You can find my proposed fix here
<https://github.com/apache/nifi/compare/master...turcsanyip:s3_put_i18n?expand=1>.
If there are no objections, I'll file an issue / open a pull request
tomorrow.

Regards,
Peter

On Thu, Mar 7, 2019 at 7:47 PM Andy LoPresto <al...@apache.org> wrote:

> The fact that the signatures don’t match may indicate some kind of
> character normalization or encoding difference with the way AWS handles the
> input. There is an existing Jira for handling filenames with orthographic
> marks in FetchFile [1].
>
> [1] https://issues.apache.org/jira/browse/NIFI-6051
>
>
> Andy LoPresto
> alopresto@apache.org
> *alopresto.apache@gmail.com <al...@gmail.com>*
> PGP Fingerprint: 70EC B3E5 98A6 5A3F D3C4  BACE 3C6E F65B 2F7D EF69
>
> On Mar 7, 2019, at 8:04 AM, Mike Thomsen <mi...@gmail.com> wrote:
>
> I kept the default for the object key, which is ${filename} and some of
> our files have non-Latin characters. The error from AWS is:
>
> > The request signature we calculated does not match the signature you
> provided. Check your key and signing method. (Service: Amazon S3; Status
> Code: 403; Error Code: SignatureDoesNotMatch; Request ID: <REQ_ID>; S3
> Extended Request ID: <SOME_UUID>)
>
> There are no obvious encoding issues on the NiFi end. It renders the
> characters just fine in the flowfile viewer. Is it something with UTF8
> characters being problematic here? Any mitigation suggestions?
>
> Thanks,
>
> Mike
>
>
>

Re: PutS3Object failing when using non-Latin characters in filename

Posted by Andy LoPresto <al...@apache.org>.
The fact that the signatures don’t match may indicate some kind of character normalization or encoding difference with the way AWS handles the input. There is an existing Jira for handling filenames with orthographic marks in FetchFile [1]. 

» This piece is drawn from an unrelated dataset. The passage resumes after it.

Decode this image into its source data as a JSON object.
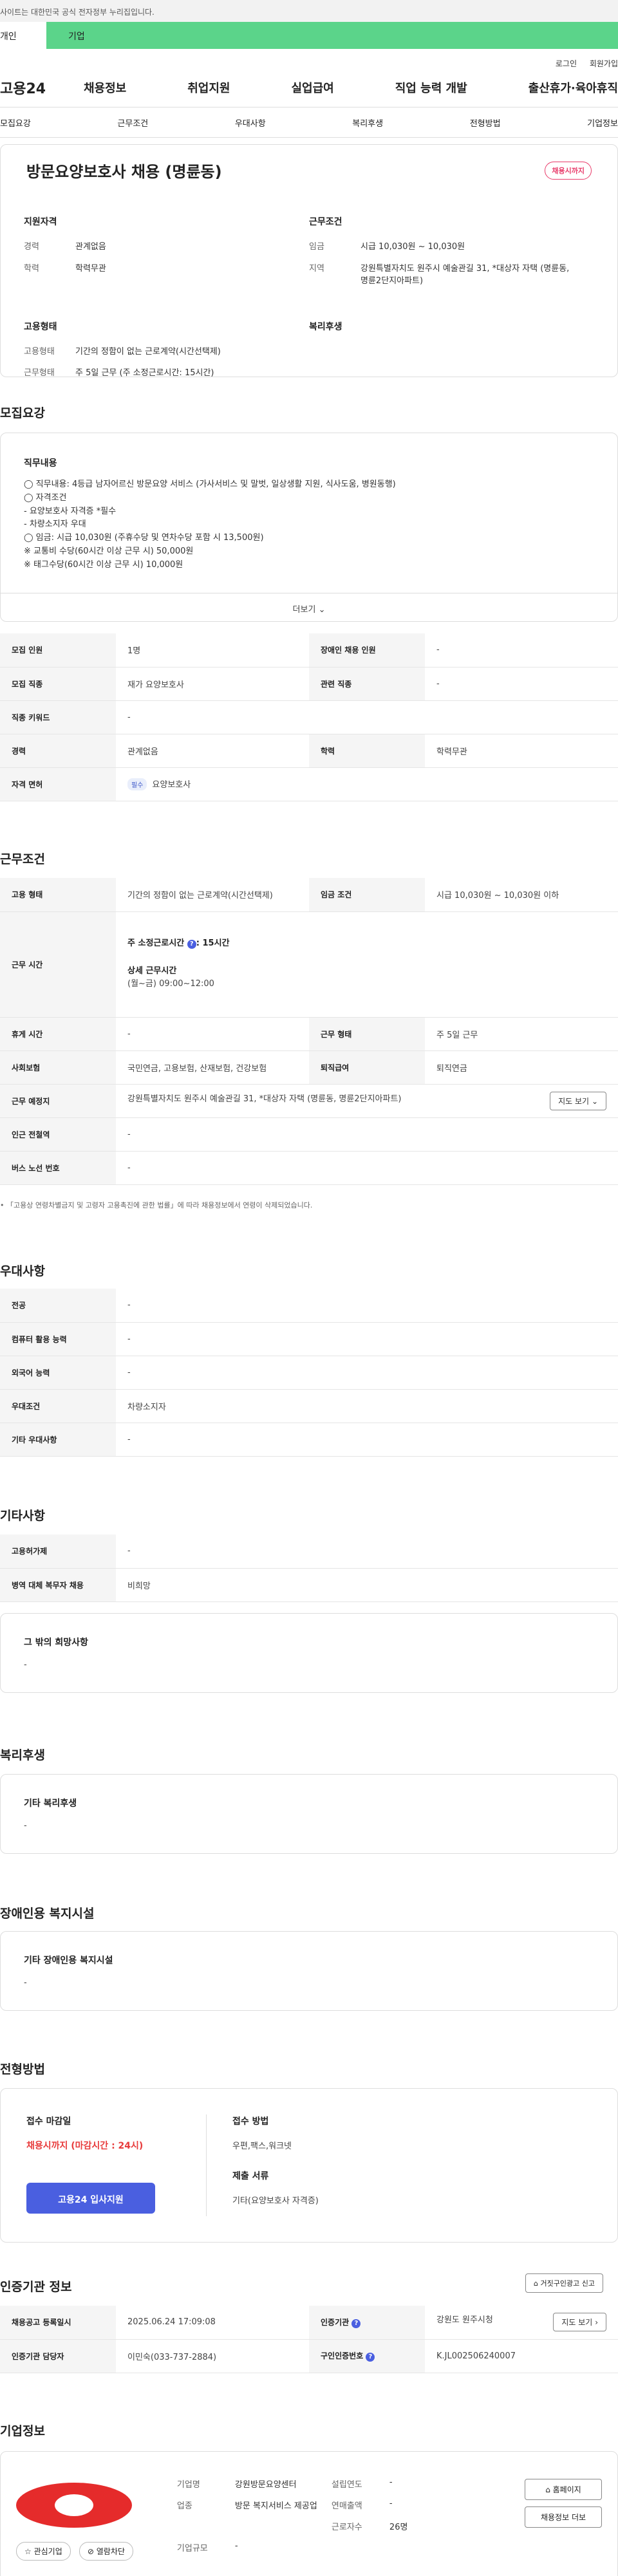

[1] https://issues.apache.org/jira/browse/NIFI-6051


Andy LoPresto
alopresto@apache.org
alopresto.apache@gmail.com
PGP Fingerprint: 70EC B3E5 98A6 5A3F D3C4  BACE 3C6E F65B 2F7D EF69

> On Mar 7, 2019, at 8:04 AM, Mike Thomsen <mi...@gmail.com> wrote:
> 
> I kept the default for the object key, which is ${filename} and some of our files have non-Latin characters. The error from AWS is:
> 
> > The request signature we calculated does not match the signature you provided. Check your key and signing method. (Service: Amazon S3; Status Code: 403; Error Code: SignatureDoesNotMatch; Request ID: <REQ_ID>; S3 Extended Request ID: <SOME_UUID>)
> 
> There are no obvious encoding issues on the NiFi end. It renders the characters just fine in the flowfile viewer. Is it something with UTF8 characters being problematic here? Any mitigation suggestions?
> 
> Thanks,
> 
> Mike